Employers place a strong emphasis on essential skills in the workplace. Essential skills are used in nearly every occupation, and are seen as 'building blocks' because people build on them to learn all other skills.
Each profile contains a list of example tasks that illustrate how each of the 9 essential skill is generally performed by the majority of workers in an occupation. The estimated complexity levels for each task, between 1 (basic) and 5 (advanced), may vary based on the requirements of the workplace.
Photographic and film processors process and finish still photographic film and motion picture film. They are employed in film processing laboratories and retail photofinishing establishments.
- Machines may malfunction, such as a jammed film-processing machine, a power failure or a filter in a slide duplicator that has been offset. Photographic and film processors determine whether they can fix these problems. (1)
- Occasionally, prints do not fit into a certain frame. Photographic and film processors decide how to make it fit or contact the customer. (2)
- A miscalculation may cause a print to come out with the wrong colours. Photographic and film processors determine how to improve the colour. (2)
- Photographic and film processors resolve problems with customers who may not be satisfied with services or photographs. They may re-do the job, give the customer a discount on other services, reduce the price or give a refund to the customer for the work done. (2)
- Film-processing solutions may have chemical imbalances. Photographic and film processors determine whether the solutions can be corrected. (2)
- Decide which method of photo-finishing to use, so that the customer's wait is minimal and the company's resources are used efficiently. (1)
- Decide if the colour and density of dye are correct, by checking visually or checking against a reference print. (1)
- Choose the chemicals, type of paper, filter and developing times which will yield the desired results. (2)
- Decide whether the quality of prints is satisfactory. (2)
- Make superimposing, lightening and darkening decisions to complement photos, based on customer requests and cost considerations. (2)
Critical Thinking information was not collected for this profile.
Job Task Planning and Organizing
Photographic and film processors determine the order of their tasks, based on due dates, the need to serve customers and ordering tasks for greater efficiency. Their work may be co-ordinated with others and they may receive some direction from supervisors about the importance of various tasks. They may handle multiple tasks simultaneously, such as when they work alone in a store and must balance customer service and film-processing tasks. Interruptions depend on the job site. For example, if one-hour prints are accepted, these must be accommodated, throughout the day. (3)
Significant Use of Memory
- Remember the location of all utensils and solutions before turning off the lights in the darkroom.
- Remember which lens is used for which job.
- Recall how to mix chemicals and how to perform chemistry tests.
- Memorize procedures to start the developing equipment.
- Contact customers directly, to clarify information about an order. (1)
- Contact suppliers to find out information about new products. (1)
- Refer to manuals for information on how to service machines. (2)
- When having problems processing a film, look in manufacturers' publications for suggestions to correct the problem.

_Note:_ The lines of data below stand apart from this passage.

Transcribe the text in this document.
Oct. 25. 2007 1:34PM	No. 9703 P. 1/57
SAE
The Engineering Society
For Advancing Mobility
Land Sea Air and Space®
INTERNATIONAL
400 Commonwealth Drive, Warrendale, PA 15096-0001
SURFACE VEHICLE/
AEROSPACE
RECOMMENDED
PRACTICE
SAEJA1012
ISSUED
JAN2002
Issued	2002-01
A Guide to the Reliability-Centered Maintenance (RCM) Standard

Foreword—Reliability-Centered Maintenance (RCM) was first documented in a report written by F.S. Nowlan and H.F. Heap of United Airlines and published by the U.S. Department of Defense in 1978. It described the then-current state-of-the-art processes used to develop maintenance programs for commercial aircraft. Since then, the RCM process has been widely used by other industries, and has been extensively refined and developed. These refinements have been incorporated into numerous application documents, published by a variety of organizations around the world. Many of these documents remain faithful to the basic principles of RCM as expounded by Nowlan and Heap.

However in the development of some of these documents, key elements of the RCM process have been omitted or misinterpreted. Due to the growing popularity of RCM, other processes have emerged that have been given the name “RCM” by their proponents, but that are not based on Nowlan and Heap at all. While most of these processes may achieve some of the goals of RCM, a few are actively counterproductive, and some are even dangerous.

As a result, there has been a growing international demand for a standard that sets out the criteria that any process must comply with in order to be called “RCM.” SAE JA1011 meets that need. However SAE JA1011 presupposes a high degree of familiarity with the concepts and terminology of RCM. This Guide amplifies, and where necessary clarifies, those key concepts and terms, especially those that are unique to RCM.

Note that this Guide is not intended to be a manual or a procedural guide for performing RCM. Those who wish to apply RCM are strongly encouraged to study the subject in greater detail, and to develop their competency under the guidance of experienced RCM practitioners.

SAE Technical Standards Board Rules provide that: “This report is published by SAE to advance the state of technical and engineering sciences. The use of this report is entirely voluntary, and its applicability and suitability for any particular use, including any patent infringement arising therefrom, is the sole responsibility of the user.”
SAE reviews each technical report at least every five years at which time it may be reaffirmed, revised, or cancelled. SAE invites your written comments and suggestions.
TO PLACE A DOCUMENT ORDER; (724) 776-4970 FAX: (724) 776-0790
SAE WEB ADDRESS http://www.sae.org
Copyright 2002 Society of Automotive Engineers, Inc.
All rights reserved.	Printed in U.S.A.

If problems persist, they may call manufacturer service representatives for information. (2)
- Obtain information about how to perform a particular task most efficiently by reading manuals, trade magazines and other literature about photography and computer technology or talking with others in the industry. (2)
Other Essential Skills:
Working with Others
Photographic and film processors mainly work independently. They may sometimes work alone. They may have a helper. In larger work sites, they may be part of a team working together to satisfy customers.
Photographic and film processors have an ongoing need to learn. To keep current with the latest technologies, they may read periodicals and industry and trade magazines, published for the computer and photographic industries. Some attend seminars or upgrading sessions, at colleges or sponsored by manufacturers, on such topics as new techniques in processing or quality control or new products and equipment.